Connecticut

Lamont, Ganim Slam Toll Study During Debate

Both Democrats vying for the party’s nomination for governor criticized the study approved Wednesday by the State Bond Commission.

However, neither vowed to reverse course on the $10 million study.

Ned Lamont, the endorsed Democrat who is making his third attempt at statewide office, said he was against the study, but said the issue of tolls in limited cases needs to be discussed.

He endorsed a program similar to Rhode Island’s that only charges tractor trailers for traveling on the state’s highways.

"I think we should focus on the big out of state tractor-trailer trucks that are coming through this state,” Lamont said during the debate organized by Sacred Heart University in partnership with Hearst Connecticut Media. “They're the ones that are destroying our roads. They are the ones that create about 95 percent of the maintenance problems there."

Bridgeport Mayor Joe Ganim said, "I've been in and out of government a long time and I've never spent $10 million on a study.”

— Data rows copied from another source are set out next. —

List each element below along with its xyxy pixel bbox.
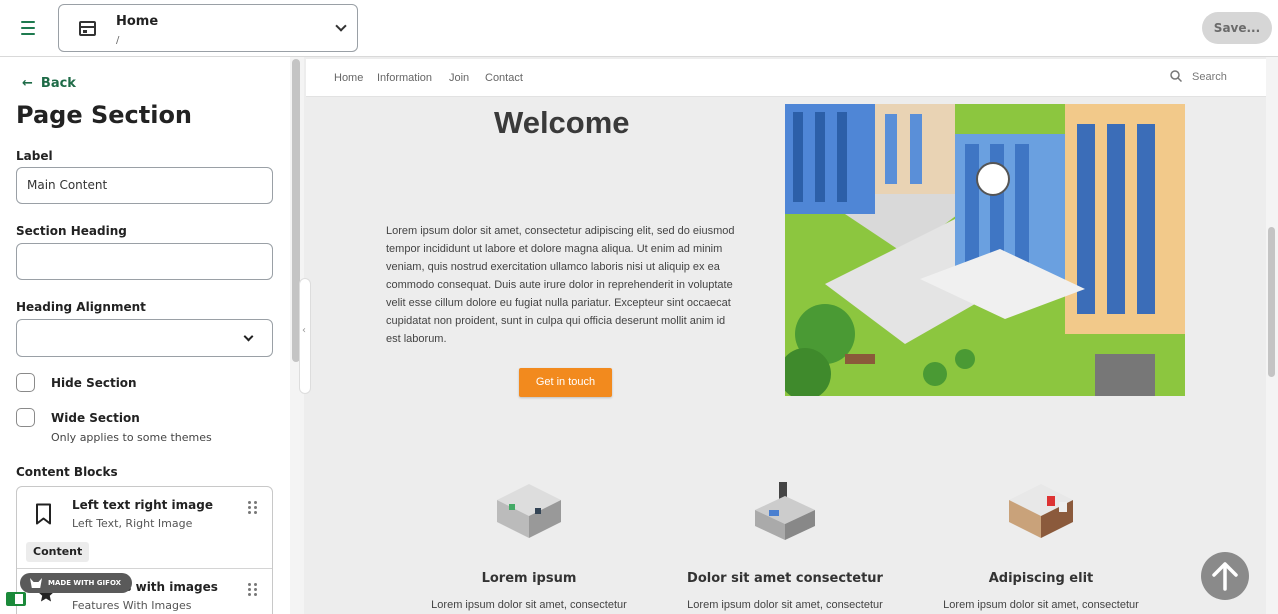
chevron-down-icon bbox=[243, 331, 254, 342]
feature-item: Dolor sit amet consectetur Lorem ipsum d… bbox=[655, 482, 915, 611]
hero-body-text: Lorem ipsum dolor sit amet, consectetur … bbox=[386, 225, 735, 345]
site-search[interactable]: Search bbox=[1192, 71, 1227, 83]
hamburger-menu-icon[interactable] bbox=[16, 17, 40, 39]
arrow-left-icon: ← bbox=[22, 76, 33, 91]
gifox-watermark-text: MADE WITH GIFOX bbox=[48, 579, 122, 587]
preview-scrollbar-thumb[interactable] bbox=[1268, 227, 1275, 377]
chevron-down-icon bbox=[335, 20, 347, 32]
page-selector[interactable]: Home / bbox=[58, 4, 358, 52]
feature-item: Lorem ipsum Lorem ipsum dolor sit amet, … bbox=[399, 482, 659, 611]
page-selector-title: Home bbox=[116, 14, 159, 29]
block-tag: Content bbox=[26, 542, 90, 562]
gallery-room-icon bbox=[1009, 484, 1073, 538]
hero-illustration bbox=[785, 104, 1185, 396]
panel-title: Page Section bbox=[16, 101, 193, 129]
factory-icon bbox=[755, 482, 815, 540]
section-editor-panel: ← Back Page Section Label Main Content Se… bbox=[0, 57, 290, 614]
gifox-watermark: MADE WITH GIFOX bbox=[20, 573, 132, 593]
section-heading-label: Section Heading bbox=[16, 224, 127, 238]
site-nav-information[interactable]: Information bbox=[377, 72, 432, 84]
spreadsheet-icon[interactable] bbox=[6, 592, 26, 606]
office-room-icon bbox=[497, 484, 561, 538]
page-selector-path: / bbox=[116, 35, 120, 46]
site-navbar: Home Information Join Contact Search bbox=[306, 59, 1266, 97]
drag-handle-icon[interactable] bbox=[248, 501, 258, 515]
search-icon[interactable] bbox=[1170, 70, 1182, 82]
heading-alignment-label: Heading Alignment bbox=[16, 300, 146, 314]
content-blocks-list: Left text right image Left Text, Right I… bbox=[16, 486, 273, 614]
hero-heading: Welcome bbox=[494, 105, 630, 140]
site-nav-join[interactable]: Join bbox=[449, 72, 469, 84]
wide-section-hint: Only applies to some themes bbox=[51, 431, 212, 444]
panel-resize-handle[interactable] bbox=[299, 278, 311, 394]
bookmark-icon bbox=[36, 503, 51, 525]
back-label: Back bbox=[40, 76, 76, 91]
get-in-touch-button[interactable]: Get in touch bbox=[519, 368, 612, 397]
back-link[interactable]: ← Back bbox=[22, 76, 76, 91]
block-title: Left text right image bbox=[72, 498, 213, 512]
save-button[interactable]: Save... bbox=[1202, 12, 1272, 44]
page-preview: Home Information Join Contact Search Wel… bbox=[304, 57, 1278, 614]
wide-section-label: Wide Section bbox=[51, 411, 140, 425]
block-subtitle: Left Text, Right Image bbox=[72, 517, 193, 530]
site-nav-home[interactable]: Home bbox=[334, 72, 363, 84]
wide-section-checkbox[interactable] bbox=[16, 408, 35, 427]
label-field-label: Label bbox=[16, 149, 53, 163]
feature-title: Lorem ipsum bbox=[481, 571, 577, 586]
feature-item: Adipiscing elit Lorem ipsum dolor sit am… bbox=[911, 482, 1171, 611]
scroll-to-top-button[interactable] bbox=[1201, 552, 1249, 600]
site-nav-contact[interactable]: Contact bbox=[485, 72, 523, 84]
label-input[interactable]: Main Content bbox=[16, 167, 273, 204]
content-block-item[interactable]: Left text right image Left Text, Right I… bbox=[17, 487, 272, 569]
feature-title: Adipiscing elit bbox=[988, 571, 1094, 586]
page-layout-icon bbox=[79, 21, 96, 36]
feature-text: Lorem ipsum dolor sit amet, consectetur bbox=[943, 599, 1139, 611]
hide-section-label: Hide Section bbox=[51, 376, 137, 390]
hide-section-checkbox[interactable] bbox=[16, 373, 35, 392]
heading-alignment-select[interactable] bbox=[16, 319, 273, 357]
section-heading-input[interactable] bbox=[16, 243, 273, 280]
preview-scrollbar[interactable] bbox=[1266, 57, 1278, 614]
arrow-up-icon bbox=[1212, 562, 1238, 591]
drag-handle-icon[interactable] bbox=[248, 583, 258, 597]
fox-logo-icon bbox=[30, 578, 42, 588]
feature-text: Lorem ipsum dolor sit amet, consectetur bbox=[431, 599, 627, 611]
content-blocks-label: Content Blocks bbox=[16, 465, 118, 479]
feature-text: Lorem ipsum dolor sit amet, consectetur bbox=[687, 599, 883, 611]
top-bar: Home / Save... bbox=[0, 0, 1278, 57]
feature-title: Dolor sit amet consectetur bbox=[687, 571, 883, 586]
block-subtitle: Features With Images bbox=[72, 599, 192, 612]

Ganim, who is making his second attempt at governor and spent seven years in federal prison, criticizes Lamont’s idea for exclusively tolling trucks, adding that the program in Rhode Island is currently being challenged in court on grounds that the tolls are discriminatory toward truck drivers.

Ganim proposed tolling out-of-state drivers who pass through Connecticut without spending any money in the state, even though that could face similar legal scrutiny.

"How do we get the money out of the out of state residents, truckers included whether it's from New Jersey or New York or Massachusetts or Rhode Island when we're paying to go through there? With that approach,I think we look at tolls."